The Stata command `-psmatch2-`

stores these weights in a variable called `_weight`

.

Someone pointed me to an old blog post somewhere on the Internet, which shows that there may be some confusion about what these weights are and where they come from.

K-neighbor matching estimates the counterfactual outcome for a treated observation by averaging the outcomes of its `K`

matches.

This means that every time an untreated observation is matched to a treated observation (and this can happen more than once when matching with replacement), it is used with “weight” `1/K`

since one is dividing by `K`

when averaging.

If one uses a caliper (i.e. excludes matches that are farther away than a minimum distance called a “caliper”) it can happen that some matches involve less than `K`

neighbors

So more generally the weight is not `1/K`

but rather `1/nr-of-matches`

(-psmatch2- saves the nr of matches for a given treated observation in the variable `_nn`

)

The variable `_weight`

sums these weights every time a control observation is used to construct a counterfactual outcome.
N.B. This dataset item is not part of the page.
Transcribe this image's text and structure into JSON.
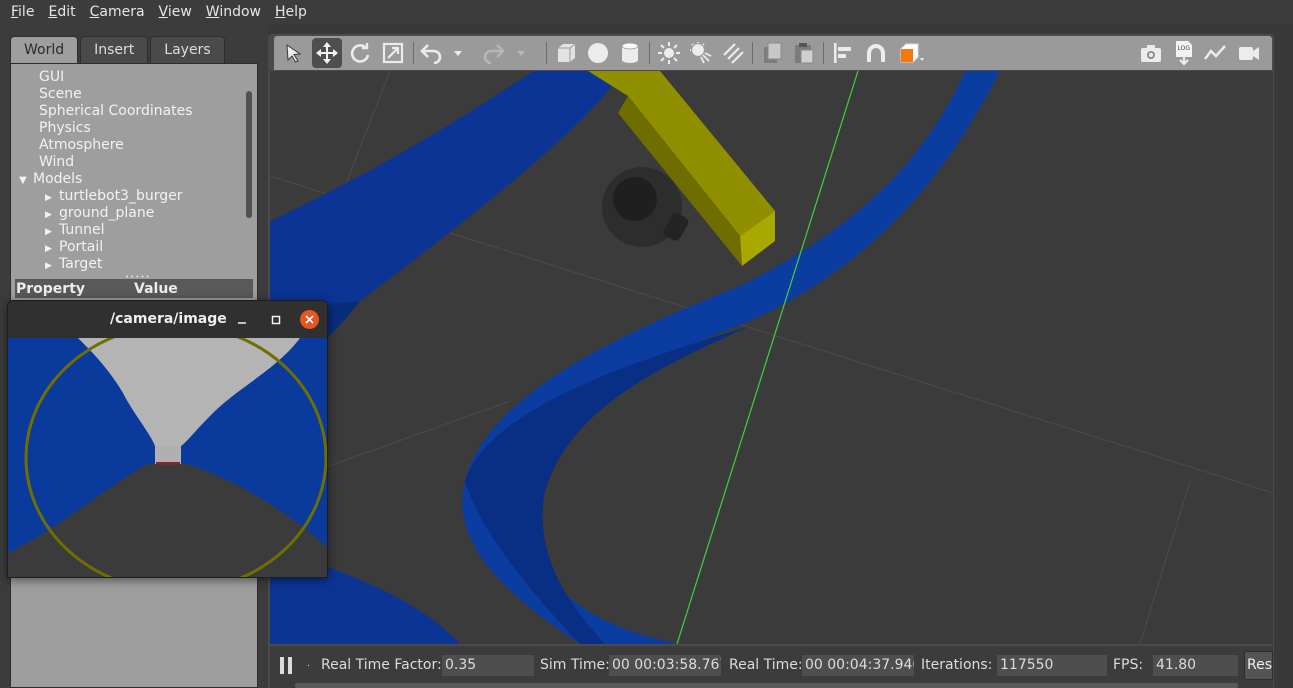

So let’s say that we are matching two treated observations to two neighbors with a caliper.

Then we may have that the first treated has two matches and the second treated only one match as in the following:

```
_id _treated _n1 _n2 _nn
1 1 3 4 2
2 1 3 . 1
3 0 . . .
4 0 . . .
```

The matched outcome for the first treated will be averaged across observations 3 and 4 and these have thus each weight 1/2 here.

The matched outcome for the second treated obs will be averaged across observation 3 and which thus has weight 1.

Note that in each case the weights equal `1/_nn`

.

Putting this together we can compute how often each matched untreated observation is used to construct the overall average counterfactual outcome by summing their weights:

```
_id _weight
3 1.5
4 0.5
```

For the example in the blog-post above the following code shows that this indeed gives the weights in the variable `_weight`

:

```
webuse cattaneo2, clear
set seed 795
g x=uniform()
sort x
psmatch2 mbsmoke prenatal1 fbaby mmarried medu fedu mage fage mrace frace, out(bweight) neighbor(5) caliper(.0295236) logit
tab _weight
rename _n* N* // otherwise reshape complains
reshape long N, i(_id) j(matchnr)
g altweight = 1 / Nn
collapse (sum) altweight, by(N)
tab altweight
```

The weights in `_weight`

are therefore not specific to `-psmatch2-`

, but they follow directly from the definition of a `K`

-neighbor matching estimator (independently of whether one matches on the propensity score or something else).